Finalmente, sem o desejo de tornar esta leitura maçante, volto ao cerne


da proposta deste trabalho, o qual jamais poderia ter a pretensão de esgotar
qualquer entendimento acerca das diversas formas que se pode lançar o olhar
sobre a iniciação, mas que procura ser um breve disparador na reflexão acerca
do processo de individuação do iniciado. Com isso, me refiro ao caminho que
nos conduz a uma vivência mais consciente da nossa vida simbólica e uma
compreensão mais profunda das metáforas e manifestações exteriores dos
arquétipos.
Em diversas sociedades e cultos primitivos, a prática ritualística consistia
em vivenciar a mitologia de forma direta, pois o mito estaria influenciando de
forma indireta no decorrer das cerimônias, por meio do inconsciente. Dessa
forma, o crescimento e a finalidade da mitologia se dão de forma particular em
cada indivíduo, como uma semente que aos poucos iria germinando (JUNG,
2005). A nossa tradição maçônica mantém esses costumes como forma de
instrução aos irmãos, sendo, portanto, herdeira pedagógica dessas antigas
culturas (BLAVATSKY, 2009). Por fim, ao estudarmos a Maçonaria, sua
ritualística, sua liturgia e simbologia, não podemos desconsiderar ou descartar
essa importante herança, sob o risco de abrirmos mão do real objetivo dos
nossos rituais.

REFERÊNCIAS:

BLAVATSKY, H. P. O ocultismo prático e as origens do ritual na igreja e na


maçonaria. São Paulo: Editora Pensamento, 2009.
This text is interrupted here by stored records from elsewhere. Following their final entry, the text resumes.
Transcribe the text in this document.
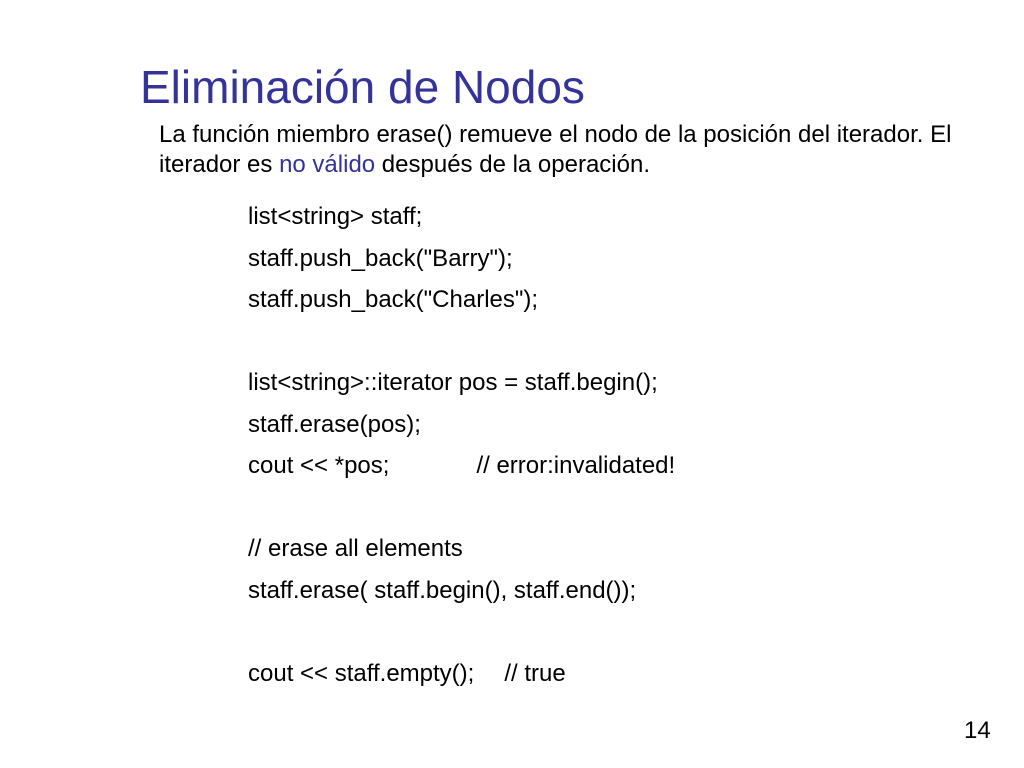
Eliminación de Nodos
La función miembro erase() remueve el nodo de la posición del iterador. El iterador es no válido después de la operación.
list<string> staff;
staff.push_back("Barry");
staff.push_back("Charles");
list<string>::iterator pos = staff.begin();
staff.erase(pos);
cout << *pos;	// error:invalidated!
// erase all elements
staff.erase( staff.begin(), staff.end());
cout << staff.empty(); // true
14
CAMPBELL, Joseph. Herói de mil faces. São Paulo: Editora Pensamento,


2007.

DEL DEBBIO, Marcelo. Enciclopédia de mitologia. São Paulo: Daemon


Editora, 2008.

JUNG, Carl Gustav. O homem e seus símbolos. Rio de Janeiro: Editora Nova
Fronteira, 2005.

JUNG, Carl Gustav. Os arquétipos e o inconsciente coletivo. Rio de Janeiro:


Vozes, 2011.

JUNG, Carl Gustav. Psicologia do inconsciente. Rio de Janeiro: Vozes, 1978.


GRANDE ORIENTE DO RIO GRANDE DO SUL. Manual de procedimentos
ritualísticos, ritual e instruções do grau de aprendiz maçom do rito
escocês antigo e aceito. Porto Alegre: GORGS, 2016.